Unfortunately, Sunni life is cheap if fighting a Sunni cause. It is rather very expensive if fallen at the hands of non-Sunnis.

MAJORITY AMONG THE MINORITY

The fact Sunnis, across the Muslim world, are the clear majority and the fact that Sunnism has resisted reforms to choke off delinquent perceptions, inflexible Koranic interpretations, and deeply rooted biases against other Muslims and non-Muslims is helping fuel the lack of empathy for Syrian Sunnis. Taking into account this reality has to drive our motors towards reforms. Sunnis must never oppress others; let Syria and what the Alawites have done to Sunnis be our lesson.

I never think of myself as a Sunni; only as a Syrian with no choice who my parents were.
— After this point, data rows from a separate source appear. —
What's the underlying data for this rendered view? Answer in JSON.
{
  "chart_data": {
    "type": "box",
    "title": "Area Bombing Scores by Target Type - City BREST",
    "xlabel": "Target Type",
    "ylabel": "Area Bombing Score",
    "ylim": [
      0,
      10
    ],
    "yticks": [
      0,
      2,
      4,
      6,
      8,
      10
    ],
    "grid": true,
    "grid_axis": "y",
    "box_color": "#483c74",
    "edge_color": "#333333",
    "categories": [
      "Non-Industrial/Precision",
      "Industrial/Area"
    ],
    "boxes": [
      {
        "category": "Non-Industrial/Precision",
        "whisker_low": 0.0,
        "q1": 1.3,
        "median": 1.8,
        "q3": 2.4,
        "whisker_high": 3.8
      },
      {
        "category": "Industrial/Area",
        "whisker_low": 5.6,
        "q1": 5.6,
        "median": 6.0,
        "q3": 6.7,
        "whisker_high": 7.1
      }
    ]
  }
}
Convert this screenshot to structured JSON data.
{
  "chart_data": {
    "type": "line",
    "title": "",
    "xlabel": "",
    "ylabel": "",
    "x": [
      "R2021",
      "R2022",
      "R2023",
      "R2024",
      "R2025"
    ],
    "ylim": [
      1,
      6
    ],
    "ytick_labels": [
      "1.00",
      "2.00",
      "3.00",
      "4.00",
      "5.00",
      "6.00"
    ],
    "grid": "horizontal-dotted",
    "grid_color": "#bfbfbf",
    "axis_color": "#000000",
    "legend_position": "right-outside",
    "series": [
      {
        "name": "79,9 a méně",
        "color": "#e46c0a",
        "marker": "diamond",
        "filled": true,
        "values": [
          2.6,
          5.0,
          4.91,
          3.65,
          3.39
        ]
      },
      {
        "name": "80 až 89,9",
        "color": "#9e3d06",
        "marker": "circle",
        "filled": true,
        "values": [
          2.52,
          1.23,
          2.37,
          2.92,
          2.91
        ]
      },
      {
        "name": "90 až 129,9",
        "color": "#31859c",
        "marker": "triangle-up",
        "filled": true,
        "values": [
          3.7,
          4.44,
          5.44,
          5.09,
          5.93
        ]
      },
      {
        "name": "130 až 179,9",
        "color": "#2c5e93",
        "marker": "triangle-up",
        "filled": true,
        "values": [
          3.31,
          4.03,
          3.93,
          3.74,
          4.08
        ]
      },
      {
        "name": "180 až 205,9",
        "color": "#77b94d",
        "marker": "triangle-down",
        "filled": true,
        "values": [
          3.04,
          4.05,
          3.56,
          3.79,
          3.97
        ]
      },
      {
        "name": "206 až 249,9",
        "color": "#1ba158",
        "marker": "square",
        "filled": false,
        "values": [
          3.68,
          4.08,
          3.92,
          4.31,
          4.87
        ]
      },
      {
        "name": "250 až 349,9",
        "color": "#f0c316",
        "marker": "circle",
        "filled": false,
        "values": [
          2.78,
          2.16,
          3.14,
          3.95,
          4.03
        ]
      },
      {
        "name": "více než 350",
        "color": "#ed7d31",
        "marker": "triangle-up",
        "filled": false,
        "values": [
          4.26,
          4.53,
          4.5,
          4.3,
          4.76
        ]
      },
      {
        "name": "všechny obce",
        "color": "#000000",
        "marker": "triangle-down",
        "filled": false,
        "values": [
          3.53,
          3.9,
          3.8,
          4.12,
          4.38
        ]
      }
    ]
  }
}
But watching ethnic cleansing changes your perspective.

Imagine then what is happening in Syria to men and women of less education who are witnessing the horrors of Assad first-hand. No one, on this side of the Atlantic or in Europe, should be concerned about Sunnis fighting back. If I, who never thought of religion, suddenly feels my religion because Assad is ethnically cleansing people who carry my identity, then we must conclude two things. First, Sunnis will fight back and the region is really in trouble. And since Arab and Muslim Sunnis are the clear majority, re-shuffling this deck of card must not split Syria.

Sometimes, a one headed-monster splitting produces a multi-headed monsters, not a weaker one.